Speaking as a political scientist, I can attest that a lack of institutional trustworthiness as blatant as what we currently seem to be seeing generally has significant consequences for a nation. To give one example: An under-discussed reality is that “J6” itself was in large part the result of nearly a decade of public and law-enforcement toleration of rioting, dating back at least to the Michael Brown riots in 2014 Ferguson. Between 2012–13 and 2020 in the United States, the African-American murder rate nearly doubled, murders overall rose above 20,000 per year, and public disorder was almost never harshly punished. Famously and absurdly, Baltimore mayor Stephanie Rawlings-Blake once described at least part of her riot-control strategy as giving youth mobs “space to destroy.”
For that matter — while on the subject of trust, and without endorsing the man’s zany theories about “Krakens” and other sea life — one thing that potentially fueled Donald Trump’s assertions that the 2020 election was stolen from him was the reality of extensive bipartisan gamesmanship with the election rules throughout the Covid-19 pandemic. Thirty states, including California, Illinois, Ohio, and Pennsylvania, greatly expanded opportunities for fully healthy citizens to vote by mail in 2020.
Most also allowed more of the third-party vote-collection practices collectively known as “ballot-harvesting,” often on legally dubious grounds. Partly as a result, remarkable videos trended throughout the 2020 campaigning season — such as the famous viral clip of a self-proclaimed campaign operative from Ilhan Omar’s Minnesota congressional district driving around in a car visibly packed chock-full with ballots. “I have 300 ballots in my car right now,” he unsubtly proclaimed. “Numbers don’t lie. You can see my car is full. All these here are absentee ballots.”

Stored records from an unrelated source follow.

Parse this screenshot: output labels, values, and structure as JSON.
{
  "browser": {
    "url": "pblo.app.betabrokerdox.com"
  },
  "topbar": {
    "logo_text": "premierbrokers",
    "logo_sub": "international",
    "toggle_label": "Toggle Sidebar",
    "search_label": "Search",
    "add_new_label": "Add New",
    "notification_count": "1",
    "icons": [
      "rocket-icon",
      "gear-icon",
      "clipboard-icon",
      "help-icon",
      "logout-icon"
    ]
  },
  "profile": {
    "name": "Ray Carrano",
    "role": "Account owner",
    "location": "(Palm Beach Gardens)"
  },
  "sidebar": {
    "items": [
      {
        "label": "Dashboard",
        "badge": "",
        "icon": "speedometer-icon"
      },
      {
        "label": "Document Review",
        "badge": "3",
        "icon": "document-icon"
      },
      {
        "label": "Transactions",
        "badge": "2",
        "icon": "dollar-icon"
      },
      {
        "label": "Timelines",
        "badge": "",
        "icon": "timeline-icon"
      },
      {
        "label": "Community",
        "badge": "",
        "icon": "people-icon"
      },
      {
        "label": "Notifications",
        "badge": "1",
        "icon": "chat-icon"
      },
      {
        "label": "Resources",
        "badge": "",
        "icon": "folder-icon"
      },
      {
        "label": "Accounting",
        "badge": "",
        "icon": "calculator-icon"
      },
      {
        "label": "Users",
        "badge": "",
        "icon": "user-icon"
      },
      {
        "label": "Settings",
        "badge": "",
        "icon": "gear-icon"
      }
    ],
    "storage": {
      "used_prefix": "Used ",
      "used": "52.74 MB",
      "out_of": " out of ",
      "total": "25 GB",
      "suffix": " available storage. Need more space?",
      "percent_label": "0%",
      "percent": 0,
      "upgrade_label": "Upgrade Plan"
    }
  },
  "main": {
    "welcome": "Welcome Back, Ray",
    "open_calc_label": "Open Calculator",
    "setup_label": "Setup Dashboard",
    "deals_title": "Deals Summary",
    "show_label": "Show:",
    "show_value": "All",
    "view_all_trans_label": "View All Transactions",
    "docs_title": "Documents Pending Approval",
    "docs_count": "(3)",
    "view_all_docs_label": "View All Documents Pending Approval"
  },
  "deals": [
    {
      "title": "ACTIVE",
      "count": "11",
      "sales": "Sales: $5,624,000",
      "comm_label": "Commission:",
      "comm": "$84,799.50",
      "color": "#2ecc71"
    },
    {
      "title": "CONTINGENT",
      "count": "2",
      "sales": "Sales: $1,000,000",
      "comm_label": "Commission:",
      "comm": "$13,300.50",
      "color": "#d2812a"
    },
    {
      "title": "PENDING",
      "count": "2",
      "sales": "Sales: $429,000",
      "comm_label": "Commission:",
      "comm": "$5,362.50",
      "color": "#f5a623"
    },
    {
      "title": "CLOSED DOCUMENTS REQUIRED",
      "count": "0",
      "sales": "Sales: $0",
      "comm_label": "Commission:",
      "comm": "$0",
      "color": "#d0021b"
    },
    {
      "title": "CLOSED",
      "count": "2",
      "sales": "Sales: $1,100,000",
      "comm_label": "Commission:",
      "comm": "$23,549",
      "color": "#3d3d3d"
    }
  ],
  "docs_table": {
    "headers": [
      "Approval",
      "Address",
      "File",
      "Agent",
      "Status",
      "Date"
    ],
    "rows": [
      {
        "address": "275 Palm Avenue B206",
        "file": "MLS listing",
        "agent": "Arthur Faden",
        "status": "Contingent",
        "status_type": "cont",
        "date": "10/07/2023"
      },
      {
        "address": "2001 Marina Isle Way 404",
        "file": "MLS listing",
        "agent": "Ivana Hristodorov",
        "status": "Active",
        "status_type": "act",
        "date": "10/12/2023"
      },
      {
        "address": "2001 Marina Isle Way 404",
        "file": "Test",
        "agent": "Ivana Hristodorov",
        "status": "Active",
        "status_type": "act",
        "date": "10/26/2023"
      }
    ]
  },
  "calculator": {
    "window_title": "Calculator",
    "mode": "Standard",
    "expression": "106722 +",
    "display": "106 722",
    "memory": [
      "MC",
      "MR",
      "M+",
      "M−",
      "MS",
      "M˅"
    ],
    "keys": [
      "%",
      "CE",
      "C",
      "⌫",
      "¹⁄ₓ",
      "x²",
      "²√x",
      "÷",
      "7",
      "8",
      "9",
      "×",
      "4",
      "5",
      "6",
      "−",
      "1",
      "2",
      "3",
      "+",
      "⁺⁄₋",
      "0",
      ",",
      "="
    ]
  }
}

This Chinua Achebe–style “failure of the trustworthy systems” is dangerous — imagine an actual conviction and jailing of Trump in NYC — and almost certainly a cause of the toxic “national divorce” talk citizens have heard for the past several years. It has to be stopped. Actually fixing the perception and reality of major American institutions will be a tough task — although the recent Ron DeSantis strategy of using executive power to simply fire people who refuse to do their job and enforce agreed-upon rules certainly represents one potential path forward.
However, such repair is also a necessary job. Should our national center in fact fail to hold, we will see many more martyrs than Tou Thao.